Chewy stock clawed its way out of Wall Street's doghouse and posted a huge rally over the past 12 months. With first-quarter earnings due next week, Wall Street analysts are debating whether investors are getting overexcited about the e-commerce website for pet lovers.
To that point, analysts with Jefferies on Thursday downgraded Chewy stock to a neutral view from its previous buy call. Analyst Kaumil Gajrawala said sector trends are holding up, but "nothing we've seen supports significant upside to numbers."
Analysts with UBS are also neutral on Chewy stock. But they upped their price target for the online pet retailer's shares to 46 from a previous 36 in a client note Thursday. Chewy's June 11 earnings release could be a "meaningful catalyst" for the stock, UBS analyst Michael Lasser wrote.
"The stock has had a good run as of late," Lasser said in the client note. "Now, the key debate on the stock surrounds its ability to sustain such profitable growth. The market has been willing to buy into an acceleration story."
The bullish case for Chewy, Lasser added, is that pet adoption trends are stabilizing after a slowdown. Further, Chewy has predictability in an uncertain market through its "Autoship" offering that allows customers to opt for recurring deliveries of pet necessities. But the company has near-term uncertainty in that its CFO will depart soon and the market is already "pricing in a great amount of enthusiasm for the stock."
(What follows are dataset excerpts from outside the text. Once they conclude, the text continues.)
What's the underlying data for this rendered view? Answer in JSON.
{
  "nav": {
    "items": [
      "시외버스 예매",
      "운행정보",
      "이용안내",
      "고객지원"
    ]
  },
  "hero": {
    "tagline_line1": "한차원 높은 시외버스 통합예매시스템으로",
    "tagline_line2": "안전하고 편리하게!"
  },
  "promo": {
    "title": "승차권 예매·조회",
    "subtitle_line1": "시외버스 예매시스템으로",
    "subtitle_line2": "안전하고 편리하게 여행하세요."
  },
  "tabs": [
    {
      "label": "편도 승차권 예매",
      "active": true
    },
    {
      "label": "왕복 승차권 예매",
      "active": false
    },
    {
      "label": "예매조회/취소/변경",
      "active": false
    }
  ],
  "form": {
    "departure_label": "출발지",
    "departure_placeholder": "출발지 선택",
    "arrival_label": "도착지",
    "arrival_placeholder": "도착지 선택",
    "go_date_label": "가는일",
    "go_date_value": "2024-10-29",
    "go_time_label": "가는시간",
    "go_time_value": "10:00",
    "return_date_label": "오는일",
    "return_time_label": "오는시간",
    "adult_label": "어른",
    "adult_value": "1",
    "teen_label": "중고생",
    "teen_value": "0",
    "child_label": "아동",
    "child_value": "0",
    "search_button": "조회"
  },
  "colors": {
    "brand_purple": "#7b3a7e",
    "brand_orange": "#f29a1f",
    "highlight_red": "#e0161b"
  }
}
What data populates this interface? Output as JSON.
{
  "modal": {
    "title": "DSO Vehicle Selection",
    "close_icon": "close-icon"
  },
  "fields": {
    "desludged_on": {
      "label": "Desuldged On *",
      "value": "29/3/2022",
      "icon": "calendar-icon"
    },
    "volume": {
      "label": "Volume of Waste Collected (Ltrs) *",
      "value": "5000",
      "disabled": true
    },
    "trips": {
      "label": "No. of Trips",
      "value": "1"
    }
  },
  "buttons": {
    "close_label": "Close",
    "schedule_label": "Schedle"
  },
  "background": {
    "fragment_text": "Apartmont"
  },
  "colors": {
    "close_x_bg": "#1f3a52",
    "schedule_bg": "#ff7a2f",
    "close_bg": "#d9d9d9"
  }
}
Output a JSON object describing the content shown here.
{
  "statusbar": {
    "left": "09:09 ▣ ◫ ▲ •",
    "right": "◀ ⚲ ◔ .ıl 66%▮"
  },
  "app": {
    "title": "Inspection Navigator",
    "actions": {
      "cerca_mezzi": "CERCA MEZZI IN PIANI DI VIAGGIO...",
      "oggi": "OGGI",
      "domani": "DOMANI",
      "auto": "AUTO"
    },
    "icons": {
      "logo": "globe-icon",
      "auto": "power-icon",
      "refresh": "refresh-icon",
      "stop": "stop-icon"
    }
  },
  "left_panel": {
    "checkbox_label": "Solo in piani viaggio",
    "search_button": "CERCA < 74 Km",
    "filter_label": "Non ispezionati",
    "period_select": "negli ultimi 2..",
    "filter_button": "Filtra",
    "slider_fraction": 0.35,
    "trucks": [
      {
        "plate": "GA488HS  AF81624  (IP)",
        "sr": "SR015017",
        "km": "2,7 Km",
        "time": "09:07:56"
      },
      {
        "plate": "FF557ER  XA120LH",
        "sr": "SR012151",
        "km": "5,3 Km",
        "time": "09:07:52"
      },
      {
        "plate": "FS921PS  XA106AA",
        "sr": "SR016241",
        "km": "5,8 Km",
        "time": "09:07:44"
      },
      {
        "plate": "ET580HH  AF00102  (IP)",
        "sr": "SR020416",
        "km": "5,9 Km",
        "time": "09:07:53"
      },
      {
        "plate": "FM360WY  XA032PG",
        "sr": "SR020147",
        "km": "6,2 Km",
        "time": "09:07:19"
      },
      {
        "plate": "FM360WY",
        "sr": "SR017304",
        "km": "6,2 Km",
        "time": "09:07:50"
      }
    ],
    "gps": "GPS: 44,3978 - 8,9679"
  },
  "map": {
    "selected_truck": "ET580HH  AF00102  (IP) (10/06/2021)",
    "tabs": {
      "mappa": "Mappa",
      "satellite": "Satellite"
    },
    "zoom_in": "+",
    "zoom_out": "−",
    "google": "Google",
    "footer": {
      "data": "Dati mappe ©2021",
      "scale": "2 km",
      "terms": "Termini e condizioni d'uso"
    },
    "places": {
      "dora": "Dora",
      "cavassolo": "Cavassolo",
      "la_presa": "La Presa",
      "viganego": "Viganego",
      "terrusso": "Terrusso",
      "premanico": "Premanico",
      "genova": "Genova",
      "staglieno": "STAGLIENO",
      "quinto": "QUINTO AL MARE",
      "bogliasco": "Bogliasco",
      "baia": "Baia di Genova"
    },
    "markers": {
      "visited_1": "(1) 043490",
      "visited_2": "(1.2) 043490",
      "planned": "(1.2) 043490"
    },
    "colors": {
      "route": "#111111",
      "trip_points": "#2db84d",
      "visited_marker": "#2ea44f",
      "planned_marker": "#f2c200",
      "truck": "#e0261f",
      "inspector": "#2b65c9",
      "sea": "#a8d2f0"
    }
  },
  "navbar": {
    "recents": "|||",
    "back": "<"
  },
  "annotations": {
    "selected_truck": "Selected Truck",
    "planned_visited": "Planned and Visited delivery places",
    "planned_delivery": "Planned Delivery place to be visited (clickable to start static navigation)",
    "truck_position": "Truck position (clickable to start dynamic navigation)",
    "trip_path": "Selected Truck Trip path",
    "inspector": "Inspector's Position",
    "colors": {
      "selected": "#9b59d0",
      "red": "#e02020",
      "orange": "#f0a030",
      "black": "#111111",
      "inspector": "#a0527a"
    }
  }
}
That mix of factors have UBS remaining neutral overall.
Chewy's Q1 Expectations
On the stock market today, Chewy stock gained a half-percent to close at 47.48. Shares are ahead 42% year-to-date, including a 20% rally in May.
Chewy stock broke out above a cup-with-handle base buy point of 37.91 on May 9, according to IBD MarketSurge. Shares are now extended beyond a 5% buy zone above that entry.
Chewy was recently profiled in Investor's Business Daily's The New America section. A return to customer growth after a post-Covid slowdown helped restart a rally for Chewy stock. Shares peaked near 119 in February 2021 before a slump for Chewy that dragged into early 2024.
For its upcoming report, Wall Street is forecasting another quarter of active customer growth, with total Chewy purchasers projected to rise 3% year over year to 20.6 million.
Analysts polled by FactSet project Chewy's earnings will increase 13% to 17 cents per share. Revenue is seen rising 7% to $3.08 billion.
Chewy Stock A Favorite Of BofA Analysts
Meanwhile, analysts at BofA Securities said earlier this week that Chewy is a top pick for mid-sized tech stocks to navigate tariff uncertainty.
Chewy is a top dog, in their book, for its "consistent share gains against the pet industry, exposure to nondiscretionary and subscription-like sales, and margin expansion (mix shift into pet health and sponsored ads, as well as leverage on at-scale fulfillment/payroll costs)."
BofA analyst Curtis Nagle rates Chewy a buy with a price target of 49.
Chewy stock gained 5% Monday following the bullish call from BofA.